In the concert hall, the music presents the animals to our minds, and we experience the animals through the composer's imagination. 
 
The music gives us the composer's idea of the animals. 
 
I believe Saint-Saens' interpretation of the animals enhances our human relationship to the animals. He upgrades our own appreciation. When we look at the swan in the lake, we see the swan is swimming. When we listen to Saint-Saens’ music, its qualities deliver our feelings about the swan.  



Musicologist Emily Doolittle says: “In both medieval and renaissance music, it was often the idea of the animal, as symbolized by the representative musical fragment, rather than the musical attributes of the animal song itself, that was of primary importance.” (Crickets in the Concert Hall: A History of Animals in Western Music). I believe this is also the case in Saint-Saens' Romantic character pieces in Carnival of the Animals. 

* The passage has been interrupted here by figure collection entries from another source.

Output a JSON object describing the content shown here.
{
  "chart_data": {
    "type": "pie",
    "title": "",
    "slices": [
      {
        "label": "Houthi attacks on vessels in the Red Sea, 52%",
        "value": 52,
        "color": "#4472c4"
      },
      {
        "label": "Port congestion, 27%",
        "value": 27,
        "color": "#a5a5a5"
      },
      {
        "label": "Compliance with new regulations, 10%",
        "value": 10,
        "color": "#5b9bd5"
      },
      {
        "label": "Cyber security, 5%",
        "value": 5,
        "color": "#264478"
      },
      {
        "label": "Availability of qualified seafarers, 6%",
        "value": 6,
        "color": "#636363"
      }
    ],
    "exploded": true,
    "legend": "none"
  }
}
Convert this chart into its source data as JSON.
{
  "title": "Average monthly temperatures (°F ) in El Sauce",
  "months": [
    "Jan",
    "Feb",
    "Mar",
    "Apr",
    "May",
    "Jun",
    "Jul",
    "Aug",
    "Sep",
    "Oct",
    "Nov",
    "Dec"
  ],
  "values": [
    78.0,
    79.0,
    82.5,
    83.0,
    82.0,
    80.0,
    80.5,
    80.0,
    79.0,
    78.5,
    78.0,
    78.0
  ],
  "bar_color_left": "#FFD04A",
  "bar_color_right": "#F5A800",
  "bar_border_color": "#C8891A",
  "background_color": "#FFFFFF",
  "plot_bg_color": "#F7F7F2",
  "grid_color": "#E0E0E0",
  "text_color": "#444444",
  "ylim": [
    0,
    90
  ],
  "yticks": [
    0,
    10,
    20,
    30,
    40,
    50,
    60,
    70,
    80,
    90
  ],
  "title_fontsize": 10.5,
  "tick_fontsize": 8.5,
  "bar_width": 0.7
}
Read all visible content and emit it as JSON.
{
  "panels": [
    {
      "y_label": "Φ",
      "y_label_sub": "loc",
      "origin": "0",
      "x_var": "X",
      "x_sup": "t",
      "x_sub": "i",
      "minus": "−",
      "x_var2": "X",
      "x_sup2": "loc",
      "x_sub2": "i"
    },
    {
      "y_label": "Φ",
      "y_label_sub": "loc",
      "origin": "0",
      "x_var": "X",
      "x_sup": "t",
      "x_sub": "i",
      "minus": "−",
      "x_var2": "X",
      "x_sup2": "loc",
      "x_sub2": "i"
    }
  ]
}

The idea of the Swan is fidelity or purity. The music does not quote the swan’s song but describes its motion. It does not simply play a motif to signify "swan." Saint-Saëns’s music describes the swan’s motion and evokes swan’s noble nature. Treating the swan as a noble creature with a soul, not just as an ornament of nature. Saint-Saëns's musical elements serve the swan as a souled animal, which gives people a chance to understand the beauty of the swan and its participation in the world’s ecology. 

  

Works Cited: 


Emily Doolittle, “Crickets in the Concert Hall: A History of Animals in Western Music.” TRANS- Transcultural Music Review 12 (2008).